Nel dicembre 2013 io e il mio amico Tommaso Gallina abbiamo piantato le nuove vigne di Slarina e Baratuciat.

Il primo è un vitigno a bacca rossa poco produttivo in grado di dare vini rossi profondi, fruttati e speziati che col tempo sviluppano una particolare sensazione di cenere (in passato il vitigno veniva anche chiamato “cenerina”).
Il secondo è un vitigno a bacca bianca dalla maturazione molto tardiva in grado di dare vini bianchi dalla complessità olfattiva stupefacente… sensazioni di rose, pesche bianche di vigna, scorze d’agrumi sono sorretti da una bocca elegante, freschissima.

Entrambi i vitigni hanno caratteristiche organolettiche particolari che li rendono immadiatamente riconoscibili gia’ al secondo assaggio!
Entrembi i vitigni hanno rischiato l’estinzione a causa  della standardizzazione della coltura della vite e dall’ estesa cementificazione di territori vocati per questi vitigni.
Sono vitigni che non si adattano all’alta meccanizzazione richiesta dai moderni impianti vitivinicoli, hanno una bassa produzione di uva per pianta e una maturazione molto tardiva… tutte caratteristiche che li fanno escludere dalle grandi aziende.

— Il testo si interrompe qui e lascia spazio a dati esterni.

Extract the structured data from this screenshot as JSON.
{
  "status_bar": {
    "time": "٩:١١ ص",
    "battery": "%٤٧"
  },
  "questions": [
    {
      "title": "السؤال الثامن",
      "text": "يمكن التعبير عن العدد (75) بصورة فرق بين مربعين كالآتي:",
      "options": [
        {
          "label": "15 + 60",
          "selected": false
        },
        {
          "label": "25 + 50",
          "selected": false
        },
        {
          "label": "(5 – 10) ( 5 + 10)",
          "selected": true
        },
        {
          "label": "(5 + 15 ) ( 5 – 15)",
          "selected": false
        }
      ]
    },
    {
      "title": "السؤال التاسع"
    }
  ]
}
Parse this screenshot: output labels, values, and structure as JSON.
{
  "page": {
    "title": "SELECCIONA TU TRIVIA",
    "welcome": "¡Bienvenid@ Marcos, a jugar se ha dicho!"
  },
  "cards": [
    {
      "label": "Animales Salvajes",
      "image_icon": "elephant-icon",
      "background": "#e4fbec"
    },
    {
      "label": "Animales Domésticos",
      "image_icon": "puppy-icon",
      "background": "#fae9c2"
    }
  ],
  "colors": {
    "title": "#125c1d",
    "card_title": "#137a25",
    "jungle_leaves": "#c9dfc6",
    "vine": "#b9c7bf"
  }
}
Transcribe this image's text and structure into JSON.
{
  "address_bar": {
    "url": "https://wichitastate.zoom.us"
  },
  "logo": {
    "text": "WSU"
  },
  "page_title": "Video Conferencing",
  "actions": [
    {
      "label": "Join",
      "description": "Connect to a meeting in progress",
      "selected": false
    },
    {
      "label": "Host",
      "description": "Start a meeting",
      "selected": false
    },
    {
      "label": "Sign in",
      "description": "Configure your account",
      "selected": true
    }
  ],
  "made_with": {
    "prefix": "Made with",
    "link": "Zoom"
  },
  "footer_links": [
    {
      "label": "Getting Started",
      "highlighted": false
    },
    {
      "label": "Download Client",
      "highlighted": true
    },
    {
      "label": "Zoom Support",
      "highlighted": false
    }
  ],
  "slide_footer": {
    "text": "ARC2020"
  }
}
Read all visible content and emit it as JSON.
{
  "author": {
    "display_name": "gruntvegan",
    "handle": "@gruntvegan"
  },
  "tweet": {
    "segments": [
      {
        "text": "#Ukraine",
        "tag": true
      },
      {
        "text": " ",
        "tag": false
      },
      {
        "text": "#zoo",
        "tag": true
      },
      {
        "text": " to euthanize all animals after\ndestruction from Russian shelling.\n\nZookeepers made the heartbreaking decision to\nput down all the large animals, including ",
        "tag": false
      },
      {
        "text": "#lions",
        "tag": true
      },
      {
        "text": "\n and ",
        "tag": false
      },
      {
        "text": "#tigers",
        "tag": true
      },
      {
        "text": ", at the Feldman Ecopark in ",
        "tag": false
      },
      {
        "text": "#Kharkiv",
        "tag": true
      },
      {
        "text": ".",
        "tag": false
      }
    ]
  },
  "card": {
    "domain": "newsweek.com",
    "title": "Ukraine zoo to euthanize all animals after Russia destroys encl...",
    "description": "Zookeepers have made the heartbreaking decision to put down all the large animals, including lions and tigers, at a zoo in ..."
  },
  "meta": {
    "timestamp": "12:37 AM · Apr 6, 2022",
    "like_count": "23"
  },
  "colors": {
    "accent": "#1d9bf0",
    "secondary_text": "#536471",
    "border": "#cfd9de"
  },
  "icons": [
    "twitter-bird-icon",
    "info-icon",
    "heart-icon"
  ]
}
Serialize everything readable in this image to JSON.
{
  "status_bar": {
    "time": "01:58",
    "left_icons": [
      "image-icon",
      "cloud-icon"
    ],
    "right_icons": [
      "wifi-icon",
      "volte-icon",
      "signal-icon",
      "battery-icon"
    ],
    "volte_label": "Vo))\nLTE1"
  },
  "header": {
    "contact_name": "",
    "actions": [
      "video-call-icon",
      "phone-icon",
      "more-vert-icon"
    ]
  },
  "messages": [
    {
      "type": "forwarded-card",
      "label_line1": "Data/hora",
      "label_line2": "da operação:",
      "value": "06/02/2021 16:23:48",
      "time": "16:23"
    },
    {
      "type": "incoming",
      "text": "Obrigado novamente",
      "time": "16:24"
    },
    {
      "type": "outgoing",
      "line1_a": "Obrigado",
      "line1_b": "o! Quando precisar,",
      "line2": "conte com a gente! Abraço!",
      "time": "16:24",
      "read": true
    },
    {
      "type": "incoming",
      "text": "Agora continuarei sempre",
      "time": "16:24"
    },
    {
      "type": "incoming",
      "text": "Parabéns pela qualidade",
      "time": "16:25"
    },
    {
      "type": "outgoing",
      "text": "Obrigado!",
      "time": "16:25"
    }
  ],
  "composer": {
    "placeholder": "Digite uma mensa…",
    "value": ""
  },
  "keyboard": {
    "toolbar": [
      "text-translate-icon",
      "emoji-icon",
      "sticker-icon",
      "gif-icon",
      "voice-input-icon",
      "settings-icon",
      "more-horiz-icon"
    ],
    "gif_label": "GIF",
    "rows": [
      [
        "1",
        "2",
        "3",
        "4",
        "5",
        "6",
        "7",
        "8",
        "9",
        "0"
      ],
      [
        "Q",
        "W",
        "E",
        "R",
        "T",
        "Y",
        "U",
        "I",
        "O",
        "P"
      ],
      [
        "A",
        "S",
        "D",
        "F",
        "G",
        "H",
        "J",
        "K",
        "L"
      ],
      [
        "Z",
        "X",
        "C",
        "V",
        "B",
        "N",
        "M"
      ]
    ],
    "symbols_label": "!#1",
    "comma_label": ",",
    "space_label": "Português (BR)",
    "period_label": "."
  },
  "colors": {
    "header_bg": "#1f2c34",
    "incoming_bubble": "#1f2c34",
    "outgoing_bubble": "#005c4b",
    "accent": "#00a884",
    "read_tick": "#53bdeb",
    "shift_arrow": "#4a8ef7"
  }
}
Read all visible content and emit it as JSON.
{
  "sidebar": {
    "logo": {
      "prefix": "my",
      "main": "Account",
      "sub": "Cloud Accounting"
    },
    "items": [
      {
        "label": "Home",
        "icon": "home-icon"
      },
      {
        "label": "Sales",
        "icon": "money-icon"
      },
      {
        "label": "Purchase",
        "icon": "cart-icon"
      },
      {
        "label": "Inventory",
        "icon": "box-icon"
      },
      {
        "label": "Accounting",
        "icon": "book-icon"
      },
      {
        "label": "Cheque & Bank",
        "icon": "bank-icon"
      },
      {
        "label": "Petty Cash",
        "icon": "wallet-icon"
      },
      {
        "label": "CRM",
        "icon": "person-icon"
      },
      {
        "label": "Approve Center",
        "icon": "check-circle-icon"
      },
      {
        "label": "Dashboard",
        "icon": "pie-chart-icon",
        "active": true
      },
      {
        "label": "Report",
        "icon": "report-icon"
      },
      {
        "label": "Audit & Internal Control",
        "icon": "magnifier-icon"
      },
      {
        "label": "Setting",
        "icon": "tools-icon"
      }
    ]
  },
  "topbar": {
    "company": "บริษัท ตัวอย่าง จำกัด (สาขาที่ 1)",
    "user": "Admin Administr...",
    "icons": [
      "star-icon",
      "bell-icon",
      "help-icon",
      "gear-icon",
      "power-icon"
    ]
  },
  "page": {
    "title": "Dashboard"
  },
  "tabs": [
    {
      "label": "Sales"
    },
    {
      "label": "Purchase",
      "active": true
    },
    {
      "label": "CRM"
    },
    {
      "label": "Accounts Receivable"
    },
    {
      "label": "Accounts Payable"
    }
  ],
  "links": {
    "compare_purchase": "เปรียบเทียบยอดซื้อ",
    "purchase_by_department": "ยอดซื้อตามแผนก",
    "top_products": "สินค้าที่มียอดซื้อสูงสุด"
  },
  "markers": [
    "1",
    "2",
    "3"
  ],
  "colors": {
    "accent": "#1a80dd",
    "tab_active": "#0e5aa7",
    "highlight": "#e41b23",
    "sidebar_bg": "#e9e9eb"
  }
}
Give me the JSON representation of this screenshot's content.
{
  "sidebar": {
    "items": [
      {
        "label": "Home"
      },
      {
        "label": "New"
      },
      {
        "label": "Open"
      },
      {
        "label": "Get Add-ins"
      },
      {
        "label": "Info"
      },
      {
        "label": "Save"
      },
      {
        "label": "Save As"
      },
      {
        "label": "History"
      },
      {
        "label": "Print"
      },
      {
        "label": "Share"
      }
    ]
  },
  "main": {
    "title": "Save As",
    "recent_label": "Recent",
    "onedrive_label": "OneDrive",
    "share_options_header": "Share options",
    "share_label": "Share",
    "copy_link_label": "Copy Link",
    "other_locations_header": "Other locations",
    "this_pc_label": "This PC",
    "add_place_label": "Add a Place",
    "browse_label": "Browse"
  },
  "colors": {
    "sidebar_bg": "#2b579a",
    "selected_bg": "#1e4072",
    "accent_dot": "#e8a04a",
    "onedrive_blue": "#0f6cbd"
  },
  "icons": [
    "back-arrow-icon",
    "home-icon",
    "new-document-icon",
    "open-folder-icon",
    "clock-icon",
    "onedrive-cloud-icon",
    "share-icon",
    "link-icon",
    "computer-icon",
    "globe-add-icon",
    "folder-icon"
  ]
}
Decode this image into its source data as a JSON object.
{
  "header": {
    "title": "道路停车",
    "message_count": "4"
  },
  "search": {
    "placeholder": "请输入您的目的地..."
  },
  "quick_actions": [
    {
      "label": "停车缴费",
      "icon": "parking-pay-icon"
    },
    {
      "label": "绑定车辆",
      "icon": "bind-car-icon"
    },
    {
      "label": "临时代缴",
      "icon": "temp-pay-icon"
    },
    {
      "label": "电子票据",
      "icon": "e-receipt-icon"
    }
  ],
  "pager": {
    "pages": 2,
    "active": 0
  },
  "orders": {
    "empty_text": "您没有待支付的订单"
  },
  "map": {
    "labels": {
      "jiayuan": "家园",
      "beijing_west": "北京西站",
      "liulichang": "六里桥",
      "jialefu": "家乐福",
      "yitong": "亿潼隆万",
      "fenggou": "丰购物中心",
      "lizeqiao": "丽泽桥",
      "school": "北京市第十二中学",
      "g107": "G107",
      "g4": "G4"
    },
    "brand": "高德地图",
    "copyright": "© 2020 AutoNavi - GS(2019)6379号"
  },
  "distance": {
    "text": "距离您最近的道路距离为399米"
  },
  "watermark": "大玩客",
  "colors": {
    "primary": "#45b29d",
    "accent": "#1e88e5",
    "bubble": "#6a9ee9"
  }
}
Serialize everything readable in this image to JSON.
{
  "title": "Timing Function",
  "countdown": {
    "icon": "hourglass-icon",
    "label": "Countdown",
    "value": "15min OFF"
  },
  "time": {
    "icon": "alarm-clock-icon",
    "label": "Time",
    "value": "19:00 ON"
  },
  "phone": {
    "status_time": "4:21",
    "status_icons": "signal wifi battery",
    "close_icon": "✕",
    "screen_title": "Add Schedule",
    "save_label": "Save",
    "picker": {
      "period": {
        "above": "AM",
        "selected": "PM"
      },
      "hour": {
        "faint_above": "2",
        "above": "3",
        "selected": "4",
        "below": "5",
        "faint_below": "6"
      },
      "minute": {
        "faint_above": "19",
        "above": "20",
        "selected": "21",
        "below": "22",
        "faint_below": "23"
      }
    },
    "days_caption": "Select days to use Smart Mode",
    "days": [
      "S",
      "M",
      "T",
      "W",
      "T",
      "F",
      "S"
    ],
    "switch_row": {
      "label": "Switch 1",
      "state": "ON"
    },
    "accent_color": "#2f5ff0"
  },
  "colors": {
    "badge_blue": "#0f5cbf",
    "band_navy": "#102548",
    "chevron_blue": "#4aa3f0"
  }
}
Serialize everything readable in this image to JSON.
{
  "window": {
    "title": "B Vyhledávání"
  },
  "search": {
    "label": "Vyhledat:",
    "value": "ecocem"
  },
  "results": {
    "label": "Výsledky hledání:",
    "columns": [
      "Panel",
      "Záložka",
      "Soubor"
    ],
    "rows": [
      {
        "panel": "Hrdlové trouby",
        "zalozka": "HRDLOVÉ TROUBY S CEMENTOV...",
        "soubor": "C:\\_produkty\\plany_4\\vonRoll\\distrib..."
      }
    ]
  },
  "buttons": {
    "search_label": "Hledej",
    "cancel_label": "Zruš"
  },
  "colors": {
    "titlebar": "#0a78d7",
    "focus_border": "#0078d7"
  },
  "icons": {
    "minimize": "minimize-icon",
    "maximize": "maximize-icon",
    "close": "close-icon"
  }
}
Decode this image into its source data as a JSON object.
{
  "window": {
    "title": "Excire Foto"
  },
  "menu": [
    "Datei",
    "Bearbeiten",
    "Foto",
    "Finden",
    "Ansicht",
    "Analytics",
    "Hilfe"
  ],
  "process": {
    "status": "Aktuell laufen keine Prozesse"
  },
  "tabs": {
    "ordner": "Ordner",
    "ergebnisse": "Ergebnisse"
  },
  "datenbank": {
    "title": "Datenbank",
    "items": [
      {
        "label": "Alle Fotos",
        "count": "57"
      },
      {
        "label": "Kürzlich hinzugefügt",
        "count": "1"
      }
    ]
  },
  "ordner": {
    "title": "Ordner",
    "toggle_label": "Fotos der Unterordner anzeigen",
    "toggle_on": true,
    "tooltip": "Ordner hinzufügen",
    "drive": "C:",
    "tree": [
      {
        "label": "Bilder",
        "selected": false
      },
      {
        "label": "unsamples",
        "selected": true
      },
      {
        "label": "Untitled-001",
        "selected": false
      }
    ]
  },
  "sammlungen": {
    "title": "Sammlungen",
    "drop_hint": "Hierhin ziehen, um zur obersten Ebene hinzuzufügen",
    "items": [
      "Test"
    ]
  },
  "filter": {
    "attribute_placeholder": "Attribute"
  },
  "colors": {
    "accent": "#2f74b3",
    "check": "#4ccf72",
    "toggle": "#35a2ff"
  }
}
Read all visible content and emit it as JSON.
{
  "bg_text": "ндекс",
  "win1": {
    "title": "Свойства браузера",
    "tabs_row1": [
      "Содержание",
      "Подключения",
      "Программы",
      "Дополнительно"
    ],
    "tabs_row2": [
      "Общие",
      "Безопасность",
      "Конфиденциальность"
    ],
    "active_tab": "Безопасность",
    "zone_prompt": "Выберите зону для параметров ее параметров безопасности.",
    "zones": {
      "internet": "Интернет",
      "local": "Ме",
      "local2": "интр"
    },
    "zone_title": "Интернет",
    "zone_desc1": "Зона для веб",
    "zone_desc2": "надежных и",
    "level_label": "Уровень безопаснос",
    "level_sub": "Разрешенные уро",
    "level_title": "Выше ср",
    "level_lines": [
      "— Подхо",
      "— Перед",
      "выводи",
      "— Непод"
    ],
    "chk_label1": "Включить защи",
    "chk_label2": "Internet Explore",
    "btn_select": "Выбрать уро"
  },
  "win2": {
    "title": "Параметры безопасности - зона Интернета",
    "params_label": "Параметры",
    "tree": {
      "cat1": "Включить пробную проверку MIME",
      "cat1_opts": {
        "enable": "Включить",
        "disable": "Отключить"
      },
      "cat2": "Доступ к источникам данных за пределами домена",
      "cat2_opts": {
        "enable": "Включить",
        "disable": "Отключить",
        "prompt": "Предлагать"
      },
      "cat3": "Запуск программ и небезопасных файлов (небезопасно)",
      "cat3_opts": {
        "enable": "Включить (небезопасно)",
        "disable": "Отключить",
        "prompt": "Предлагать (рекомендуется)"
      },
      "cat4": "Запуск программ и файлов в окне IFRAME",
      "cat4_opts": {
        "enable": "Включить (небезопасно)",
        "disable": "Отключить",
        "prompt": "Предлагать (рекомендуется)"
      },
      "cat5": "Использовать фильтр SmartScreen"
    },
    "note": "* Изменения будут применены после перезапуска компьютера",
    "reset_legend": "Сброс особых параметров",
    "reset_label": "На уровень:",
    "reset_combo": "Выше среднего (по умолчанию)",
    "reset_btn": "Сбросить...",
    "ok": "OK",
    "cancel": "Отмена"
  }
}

Hanno però dei pregi importantissimi per le piccole aziende che vogliono lavorare in agricoltura biologica o biodinamica:
1) Sono poco sensibili alle patologie fungine della vite (oidio e peronospora);
2) Sono resistentissime alla siccità;
3) I grappoli, una volta raggiunta la maturità, resistono sulla pianta a lungo senza appassire;
4) L’uva prodotta ha una grande costanza qualitativa in tutte le annate e veniva impiegata in passato per migliorare i vini prodotti con altre varietà.

Questi vantaggi pratici si traducono rispettivamente in:

1) Drastica riduzione dei trattamenti in vigna;
2) Impianto in zone collinari ad alta vocazione senza richiedere irrigazione;
3) Vendemmia nei periodi di maturazione fenologica ottimale;
4) Nessuna esigenza di correzione dei caratteri dei mosti i quali si presentano sempre ricchi di zuccheri, polifenoli, sali minerali e precursori aromatici!

Tutte queste elencate sono caratteristiche che io reputo essenziali per realizzare una nuova viticoltura, più consapevole del valore del suolo, delle persone e della storia… senza gli isterismi delle mode enologiche attuali.